Limits on intrinsic magnetism in graphene
M. Sepioni, R. R. Nair, S. Rablen, J. Narayanan, F. Tuna, R. Winpenny,, A. K. Geim, I.V. Grigorieva

TL;DR
This study investigates the magnetic properties of graphene nanocrystals, finding no ferromagnetism or strong paramagnetism, and revealing that graphene is predominantly diamagnetic with only weak paramagnetic contributions at low temperatures.
Contribution
The paper provides the first detailed experimental analysis showing the absence of ferromagnetism in graphene nanocrystals and identifies the nature of defect-related paramagnetism.
Findings
Graphene nanocrystals are strongly diamagnetic.

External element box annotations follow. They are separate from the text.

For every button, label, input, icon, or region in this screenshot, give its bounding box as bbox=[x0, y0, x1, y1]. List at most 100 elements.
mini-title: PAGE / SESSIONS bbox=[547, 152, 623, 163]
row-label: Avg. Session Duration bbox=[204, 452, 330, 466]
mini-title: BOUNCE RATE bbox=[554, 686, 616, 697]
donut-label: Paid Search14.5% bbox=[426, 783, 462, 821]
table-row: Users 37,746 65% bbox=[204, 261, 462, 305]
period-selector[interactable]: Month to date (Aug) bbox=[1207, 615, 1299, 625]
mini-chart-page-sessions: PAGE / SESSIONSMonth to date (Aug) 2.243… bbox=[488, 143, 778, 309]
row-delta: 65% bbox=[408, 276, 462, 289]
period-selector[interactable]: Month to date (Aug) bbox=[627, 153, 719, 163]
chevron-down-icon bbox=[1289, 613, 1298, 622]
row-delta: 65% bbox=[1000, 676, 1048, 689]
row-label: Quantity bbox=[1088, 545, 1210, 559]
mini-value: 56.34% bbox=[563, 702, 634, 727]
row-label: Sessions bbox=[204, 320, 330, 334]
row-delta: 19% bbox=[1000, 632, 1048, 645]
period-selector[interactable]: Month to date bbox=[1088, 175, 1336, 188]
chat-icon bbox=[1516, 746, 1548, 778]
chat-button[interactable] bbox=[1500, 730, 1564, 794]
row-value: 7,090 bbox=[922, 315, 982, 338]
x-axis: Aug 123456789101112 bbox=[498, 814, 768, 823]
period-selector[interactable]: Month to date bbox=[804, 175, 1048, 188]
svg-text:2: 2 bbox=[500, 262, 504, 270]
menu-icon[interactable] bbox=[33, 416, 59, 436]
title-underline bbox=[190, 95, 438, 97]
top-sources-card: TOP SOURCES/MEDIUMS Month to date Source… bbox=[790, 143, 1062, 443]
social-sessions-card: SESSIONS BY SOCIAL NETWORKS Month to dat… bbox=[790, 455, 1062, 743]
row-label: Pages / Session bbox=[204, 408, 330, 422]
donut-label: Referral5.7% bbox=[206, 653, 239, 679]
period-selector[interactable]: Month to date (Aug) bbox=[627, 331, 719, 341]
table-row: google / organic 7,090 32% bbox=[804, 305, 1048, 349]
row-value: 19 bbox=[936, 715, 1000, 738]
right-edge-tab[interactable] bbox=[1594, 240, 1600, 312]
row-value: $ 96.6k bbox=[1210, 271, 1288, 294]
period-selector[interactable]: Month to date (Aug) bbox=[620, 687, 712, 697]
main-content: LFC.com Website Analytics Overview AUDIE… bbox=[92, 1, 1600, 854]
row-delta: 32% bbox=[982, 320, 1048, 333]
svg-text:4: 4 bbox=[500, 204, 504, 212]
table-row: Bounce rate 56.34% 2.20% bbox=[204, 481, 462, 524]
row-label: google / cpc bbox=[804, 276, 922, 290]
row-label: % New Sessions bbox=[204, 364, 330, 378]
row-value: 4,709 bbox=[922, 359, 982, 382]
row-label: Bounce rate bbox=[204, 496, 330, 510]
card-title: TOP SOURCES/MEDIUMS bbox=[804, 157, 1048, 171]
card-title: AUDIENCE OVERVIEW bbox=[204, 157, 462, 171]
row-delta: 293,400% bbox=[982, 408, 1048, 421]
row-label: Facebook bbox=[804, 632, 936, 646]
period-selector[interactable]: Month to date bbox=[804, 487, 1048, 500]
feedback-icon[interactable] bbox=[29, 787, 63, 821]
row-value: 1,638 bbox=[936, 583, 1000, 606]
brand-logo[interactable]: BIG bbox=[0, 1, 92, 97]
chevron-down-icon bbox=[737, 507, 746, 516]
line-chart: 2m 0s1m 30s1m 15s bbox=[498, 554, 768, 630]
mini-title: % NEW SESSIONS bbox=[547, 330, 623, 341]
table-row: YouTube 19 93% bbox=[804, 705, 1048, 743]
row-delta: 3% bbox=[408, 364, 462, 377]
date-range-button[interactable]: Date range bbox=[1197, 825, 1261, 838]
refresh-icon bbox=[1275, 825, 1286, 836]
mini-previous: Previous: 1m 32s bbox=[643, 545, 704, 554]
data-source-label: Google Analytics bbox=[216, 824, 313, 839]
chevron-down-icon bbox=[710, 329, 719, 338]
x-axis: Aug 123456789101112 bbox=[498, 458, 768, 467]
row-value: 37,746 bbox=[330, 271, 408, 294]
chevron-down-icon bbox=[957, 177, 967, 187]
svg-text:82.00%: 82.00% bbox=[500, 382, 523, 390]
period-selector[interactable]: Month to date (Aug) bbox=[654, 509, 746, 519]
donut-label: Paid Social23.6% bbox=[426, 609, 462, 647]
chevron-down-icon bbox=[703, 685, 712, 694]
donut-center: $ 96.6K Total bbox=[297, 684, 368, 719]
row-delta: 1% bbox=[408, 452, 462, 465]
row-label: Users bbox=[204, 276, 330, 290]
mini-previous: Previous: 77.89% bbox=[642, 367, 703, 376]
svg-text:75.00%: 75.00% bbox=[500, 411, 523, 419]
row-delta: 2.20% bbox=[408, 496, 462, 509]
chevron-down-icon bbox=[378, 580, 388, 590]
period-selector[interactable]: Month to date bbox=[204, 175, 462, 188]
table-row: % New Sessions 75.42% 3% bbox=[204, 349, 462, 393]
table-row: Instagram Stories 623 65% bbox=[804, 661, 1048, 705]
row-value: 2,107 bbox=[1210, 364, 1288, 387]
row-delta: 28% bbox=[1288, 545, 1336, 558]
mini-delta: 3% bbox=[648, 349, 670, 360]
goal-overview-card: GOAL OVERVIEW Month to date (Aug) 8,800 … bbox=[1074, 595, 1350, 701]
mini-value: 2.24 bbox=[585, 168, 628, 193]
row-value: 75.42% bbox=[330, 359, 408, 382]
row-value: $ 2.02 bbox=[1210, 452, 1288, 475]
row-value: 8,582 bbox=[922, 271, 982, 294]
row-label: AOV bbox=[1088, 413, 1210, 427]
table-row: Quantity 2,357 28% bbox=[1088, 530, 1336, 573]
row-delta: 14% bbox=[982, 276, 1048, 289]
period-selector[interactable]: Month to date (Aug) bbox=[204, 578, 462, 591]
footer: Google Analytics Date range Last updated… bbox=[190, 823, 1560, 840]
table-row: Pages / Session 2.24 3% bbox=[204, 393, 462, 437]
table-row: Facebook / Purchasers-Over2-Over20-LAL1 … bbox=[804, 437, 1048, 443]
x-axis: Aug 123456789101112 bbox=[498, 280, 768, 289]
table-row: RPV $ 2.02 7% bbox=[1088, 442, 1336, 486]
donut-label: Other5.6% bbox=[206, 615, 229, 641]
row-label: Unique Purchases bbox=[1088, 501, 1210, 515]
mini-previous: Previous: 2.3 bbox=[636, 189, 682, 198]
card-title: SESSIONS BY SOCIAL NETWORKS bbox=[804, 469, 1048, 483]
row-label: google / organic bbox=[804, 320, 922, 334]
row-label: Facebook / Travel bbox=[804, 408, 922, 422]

No ferromagnetism detected down to 2 K.
Weak paramagnetism linked to defect sites.
Abstract
We have studied magnetization of graphene nanocrystals obtained by sonic exfoliation of graphite. No ferromagnetism is detected at any temperature down to 2 K. Neither do we find strong paramagnetism expected due to the massive amount of edge defects. Rather, graphene is strongly diamagnetic, similar to graphite. Our nanocrystals exhibit only a weak paramagnetic contribution noticeable below 50K. The measurements yield a single species of defects responsible for the paramagnetism, with approximately one magnetic moment per typical graphene crystallite.